Data presented at the most recent Spine Arthroplasty meeting in Montreal (SAS6) showed the following from a 75-patient prospective multi-center study of the PDN-Solo device:

  • The VAS scores improved from a pre-op average of 7.3 to 2.7 at the two-year time point. 
  • The Oswestry scores improved from a pre-op average of 51.8 to 14 at the two-year time point, with a clinical success of these patients at 90%.

There was also a paper presented at SAS6 from a single-site prospective study of 63 patients that showed very similar results.

  • VAS scores for PDN patients improved from approximately 8 pre-op to approximately 2 at the two-year follow-up.
  • The Oswestry for these patients improved from approximately 60 pre-op to 15 at two-year follow-up.

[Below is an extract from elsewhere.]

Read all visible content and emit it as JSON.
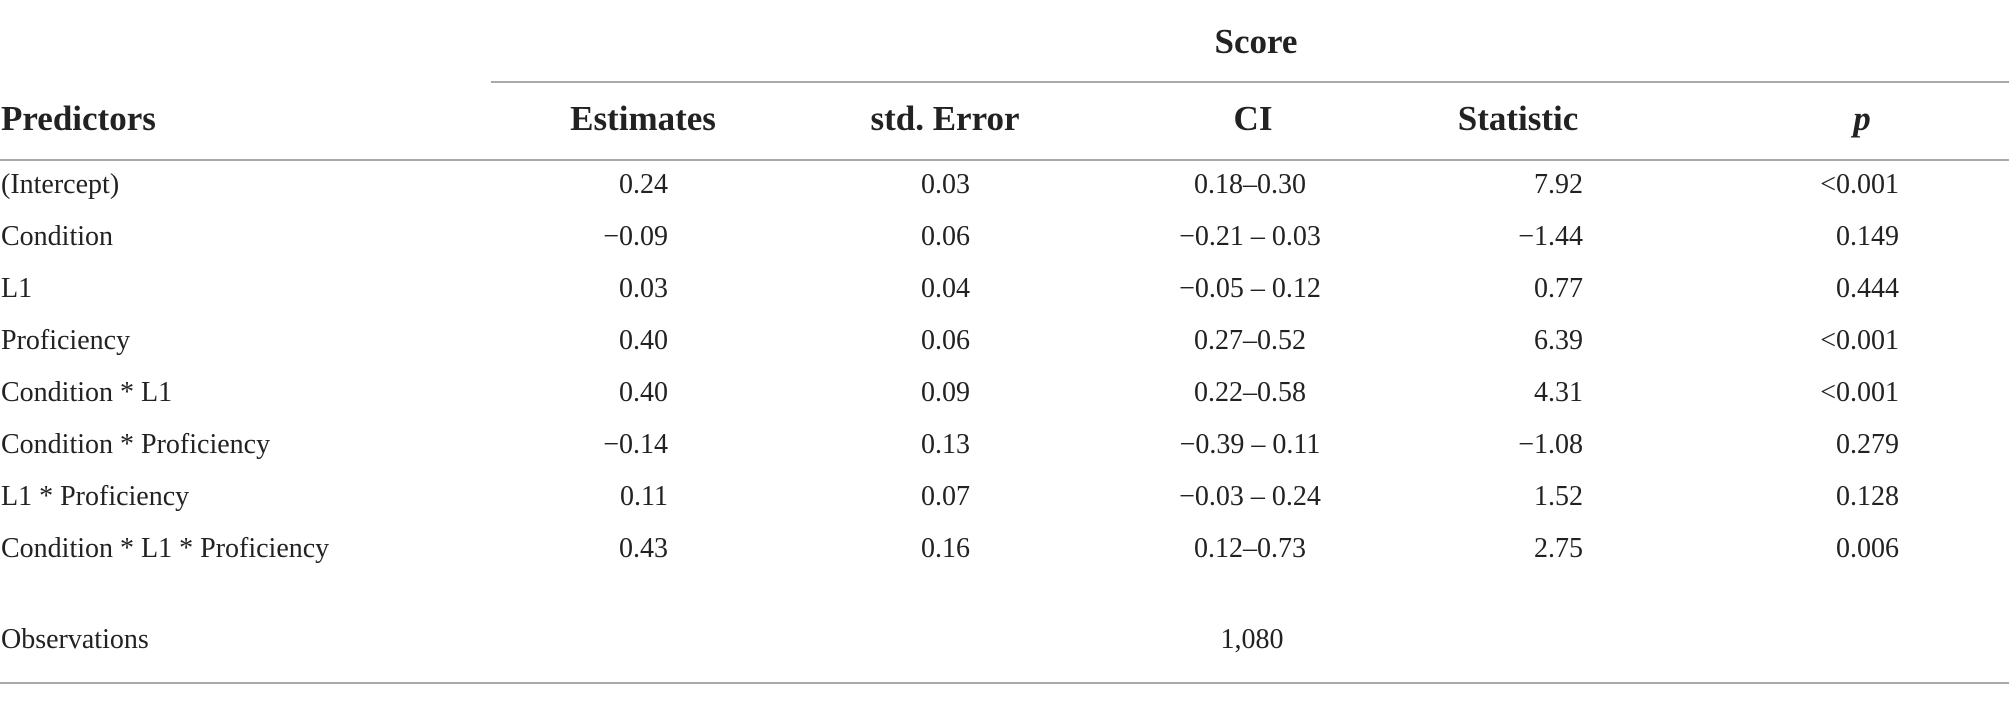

Raymedica’s own studies of the PDN are consistent with these findings.  “As previously mentioned we also did a lot of anecdotal and retrospective review to truly find as much data, and to know every issue that might be out there.  In that we had found very similar results as with these two studies, you may ask then why was there so much negativity out in the community.  The reason is that there were many surgeons who were not properly trained [in the PDN procedure] if they were even trained at all. Of course, their complication rates were much higher than the surgeons who were trained thoroughly.  What we learned in our review of the PDN is entirely consistent with the experience other companies are having with other non-fusion technologies—namely, that training is critical for success.  And it is just not the technical aspects of the surgery, but the whole philosophy of doing a non-fusion procedure,” said John. 

There are many lessons in the Raymedica saga. Probably the most important is that if you’ve got the V-brothers on your side, you’ve got an excellent chance of succeeding.